A series of novel 3-thioether-4-indolimino-4H-1,2,4-triazole derivatives bearing pyridyl moiety (17a similar to 17r) have been designed, synthesized and evaluated for antiproliferative activities against four human cancer cells A549, PC-3, HepG2 and K562, and normal rat kidney cells NRK-52E using methyl thiazolyl tetrazolium (MTT) assay. The results showed that some compounds exhibited moderate antiproliferative activities against four cancer cells. Among these derivatives, ethyl (E)- 2-((4-(((2-chloro-1-ethyl-1H-indol-3-yl)methylene)amino)-5-(pyridin-4-yl)-4H-1,2,4-triazol-3-yl)thio)acetate (17k) sho-wed the most potent antiproliferative activity against PC-3 cells with IC50 value of 9.90 mu mol/L, and the toxicities of compound 17k to NRK-52E cells were significantly lower than the positive control 5-fluorouracil.
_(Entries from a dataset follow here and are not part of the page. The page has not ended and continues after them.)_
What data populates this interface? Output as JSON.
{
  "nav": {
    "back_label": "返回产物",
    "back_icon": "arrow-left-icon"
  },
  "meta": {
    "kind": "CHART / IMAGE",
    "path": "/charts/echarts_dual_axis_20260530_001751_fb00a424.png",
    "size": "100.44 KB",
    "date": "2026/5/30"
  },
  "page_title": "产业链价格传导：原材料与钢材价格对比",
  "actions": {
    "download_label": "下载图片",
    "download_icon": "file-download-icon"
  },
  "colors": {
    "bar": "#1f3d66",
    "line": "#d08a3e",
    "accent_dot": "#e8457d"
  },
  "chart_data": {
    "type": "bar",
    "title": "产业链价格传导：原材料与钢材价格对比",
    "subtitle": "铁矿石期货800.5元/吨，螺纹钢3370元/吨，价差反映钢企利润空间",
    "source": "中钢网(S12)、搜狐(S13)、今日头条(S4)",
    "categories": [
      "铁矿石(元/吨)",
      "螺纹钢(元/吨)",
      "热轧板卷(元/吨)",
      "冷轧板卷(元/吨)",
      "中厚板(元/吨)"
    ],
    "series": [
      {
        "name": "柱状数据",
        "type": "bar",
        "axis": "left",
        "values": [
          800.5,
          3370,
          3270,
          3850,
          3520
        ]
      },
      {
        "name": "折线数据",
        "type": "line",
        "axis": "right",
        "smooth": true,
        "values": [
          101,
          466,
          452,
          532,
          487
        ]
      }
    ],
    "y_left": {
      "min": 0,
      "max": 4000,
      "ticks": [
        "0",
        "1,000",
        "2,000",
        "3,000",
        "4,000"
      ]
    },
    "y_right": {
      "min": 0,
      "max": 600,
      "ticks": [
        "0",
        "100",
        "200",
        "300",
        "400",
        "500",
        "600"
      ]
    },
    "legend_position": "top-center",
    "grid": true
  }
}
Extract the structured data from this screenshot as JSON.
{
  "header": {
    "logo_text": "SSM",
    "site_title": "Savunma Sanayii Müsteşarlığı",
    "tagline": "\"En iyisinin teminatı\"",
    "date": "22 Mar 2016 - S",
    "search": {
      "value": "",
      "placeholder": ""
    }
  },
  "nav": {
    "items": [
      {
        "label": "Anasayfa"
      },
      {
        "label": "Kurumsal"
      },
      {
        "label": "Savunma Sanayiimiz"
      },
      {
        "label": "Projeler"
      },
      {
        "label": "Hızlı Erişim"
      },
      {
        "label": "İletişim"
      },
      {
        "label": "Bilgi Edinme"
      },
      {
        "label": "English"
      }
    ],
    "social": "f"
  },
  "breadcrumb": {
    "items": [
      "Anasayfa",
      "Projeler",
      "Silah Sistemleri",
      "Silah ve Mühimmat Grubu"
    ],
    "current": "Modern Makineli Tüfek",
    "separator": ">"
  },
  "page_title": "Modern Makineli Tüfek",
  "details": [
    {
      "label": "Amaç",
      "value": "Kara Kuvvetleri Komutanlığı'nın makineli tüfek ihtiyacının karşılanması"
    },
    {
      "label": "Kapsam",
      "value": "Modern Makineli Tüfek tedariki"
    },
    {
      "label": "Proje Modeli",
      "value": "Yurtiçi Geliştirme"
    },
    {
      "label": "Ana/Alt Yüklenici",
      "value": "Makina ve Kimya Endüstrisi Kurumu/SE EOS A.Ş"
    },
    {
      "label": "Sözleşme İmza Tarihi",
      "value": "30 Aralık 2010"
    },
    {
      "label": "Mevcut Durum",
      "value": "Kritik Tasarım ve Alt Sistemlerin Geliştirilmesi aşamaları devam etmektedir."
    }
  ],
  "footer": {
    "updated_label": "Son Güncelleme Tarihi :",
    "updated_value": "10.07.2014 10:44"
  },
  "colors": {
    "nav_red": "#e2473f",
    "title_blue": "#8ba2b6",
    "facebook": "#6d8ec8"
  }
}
Meanwhile, the cell migration assay, 4,6-diamidino-2-phenylindole (DAPI) staining, mitochondrial membrane potential analysis, cell apoptosis and cell cycle analysis were carried out to further studied the mechanism of compound 17k, which demonstrated that compound 17k can effectively inhibit tumor cell migration and significantly induce cell apoptosis, arrest PC-3 cells in the G2 stage in a dose-dependent manner. In addition, the antibacterial tests of target compounds against Xanthomonas oryzae pv. oryzae (Xoo) were also explored. The preliminary antibacterial activity results showed that compounds 17b, 17e and 17h displayed a noteworthy inhibition rate against Xoo compared to standard drugs bismerthiazol (BMT) and thiodiazole copper (TDC) at 50 and 100 mu g/mL.